Today, chemo week five at Dana-Farber, was fairly routine. Not much nausea, not much pain at the infusion site by my wrist, and mom and Tina were there for my amusement - and I for theirs. It was a blood work and infusion only week, but my doctor stopped in to visit anyway.
Yesterday for the first time I admitted to one of my friends how I am really feeling and what is happening – and felt so bad when she started crying. I even admitted, as I did with Phil when I told him that I am listening to him and not going to attempt to do the Newport Half Marathon, that I am not invincible. I need others to know because they rely on me and we need to be prepared. If it was just all about me, I’d stay in denial as long as possible!
You’re probably wondering what the heck is happening. No, I am not dying, and I don’t have another lump. Things are simply getting worse. I honestly hate saying (or writing) it because that makes it real, harder to deny and could make people feel bad for me. I hate it when people feel bad for me or baby me!!! I just want to be treated completely normally, just with understanding of my limitations so people aren’t counting on me for more than I can physically give.
It’s really interesting, and somewhat ironic.
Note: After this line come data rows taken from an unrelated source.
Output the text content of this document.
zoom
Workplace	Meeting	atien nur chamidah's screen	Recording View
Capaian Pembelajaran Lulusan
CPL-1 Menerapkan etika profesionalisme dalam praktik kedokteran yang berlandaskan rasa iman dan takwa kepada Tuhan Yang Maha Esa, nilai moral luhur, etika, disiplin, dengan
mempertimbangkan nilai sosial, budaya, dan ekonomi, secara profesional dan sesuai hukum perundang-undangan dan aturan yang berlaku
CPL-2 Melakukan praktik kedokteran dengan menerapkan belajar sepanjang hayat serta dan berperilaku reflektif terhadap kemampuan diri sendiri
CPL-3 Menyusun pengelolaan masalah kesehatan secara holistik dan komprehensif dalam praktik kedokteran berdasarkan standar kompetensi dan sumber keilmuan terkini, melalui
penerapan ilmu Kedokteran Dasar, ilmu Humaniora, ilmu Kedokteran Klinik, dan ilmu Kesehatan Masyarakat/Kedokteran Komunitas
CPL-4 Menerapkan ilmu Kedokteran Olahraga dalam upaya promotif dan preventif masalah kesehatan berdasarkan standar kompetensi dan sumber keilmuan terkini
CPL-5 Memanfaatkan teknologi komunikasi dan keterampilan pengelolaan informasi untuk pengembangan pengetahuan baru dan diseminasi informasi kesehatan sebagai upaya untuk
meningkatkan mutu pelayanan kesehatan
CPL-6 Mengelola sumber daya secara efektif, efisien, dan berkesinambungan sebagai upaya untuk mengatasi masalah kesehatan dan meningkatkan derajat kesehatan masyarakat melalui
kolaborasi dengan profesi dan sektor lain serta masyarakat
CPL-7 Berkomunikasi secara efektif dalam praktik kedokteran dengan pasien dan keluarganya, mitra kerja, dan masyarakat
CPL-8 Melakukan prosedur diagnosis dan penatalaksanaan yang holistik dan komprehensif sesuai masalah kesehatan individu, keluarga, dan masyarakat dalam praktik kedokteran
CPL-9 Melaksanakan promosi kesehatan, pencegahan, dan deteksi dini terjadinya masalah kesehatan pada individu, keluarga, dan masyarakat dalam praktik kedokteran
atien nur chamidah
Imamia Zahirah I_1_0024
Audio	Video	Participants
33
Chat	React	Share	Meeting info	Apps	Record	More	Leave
I find it amazing that officially I no longer have cancer, but things are worse from the treatments than I ever felt when the cancer was in my body. Looking at me, you’d say “she has cancer” but I don’t actually – now I’m a cancer survivor. Just still in treatment so I look like crap. And while some things are starting to get better, other side effects are kicking in…
- My hair is starting to grow in. Really! And not just on my head – I have to shave my legs! I will never complain about that again… My doctor confirmed that it sure appears to be coming back and that it can happen while on Taxol, but isn’t normal so she doesn’t mention it as she doesn’t like to give false hope.
- It appears my eyelashes and eyebrows are no longer falling out – so while they are sparse, it would be so fabulous to preserve what I have and for them to start to grow back too.
- I was able to cut back to a normal dose of benedryl starting today, and starting next week can start to cut back on the steroids slowly, as I haven’t been having any of the real bad Taxol reactions. So that means I shouldn’t keep gaining weight, and I won’t be as hungry all the time – thank goodness ’cause I hate all the weight I’ve put on, and am ready to get back into my smaller jeans…
- Being able to work four days a week, unlike the A/C cocktail.
- My fingernails are starting to go. They are increasingly brittle, have lines I try to cover with light nail polish and four have broken off below the skin, complete with bleeding – so not fun…
- The aches and pains throughout my body are increasing, as are the hand and feet tingling. And it will continue to increase each week.
- My liver is elevated – at first we thought it was because I had a drink and took tylenol, but I cut both out this week and it’s elevated again. Now the thought is that it could be too much ibuprofen because I’ve been taking a bunch for the abovementioned aches and pains. So I’m afraid I am going back on pain killers so I can cut down on the ibuprofen – but will only take them at night when I have no where to go, as I am not supposed to drive or work – it makes my head fuzzy, which I hate! Will take only when absolutely necessary…
- So I know I have to face that I may not last four days a week at work the entire rest of the time.
It’s all relative, right? It’s only seven more weeks. And no matter how bad it gets, I can get through/handle anything for just seven weeks. And then I will get better. And have a fabulous 2013, and hopefully rest of my life. And until then, at least my hair is starting to grow back – and it’s brown, thank goodness!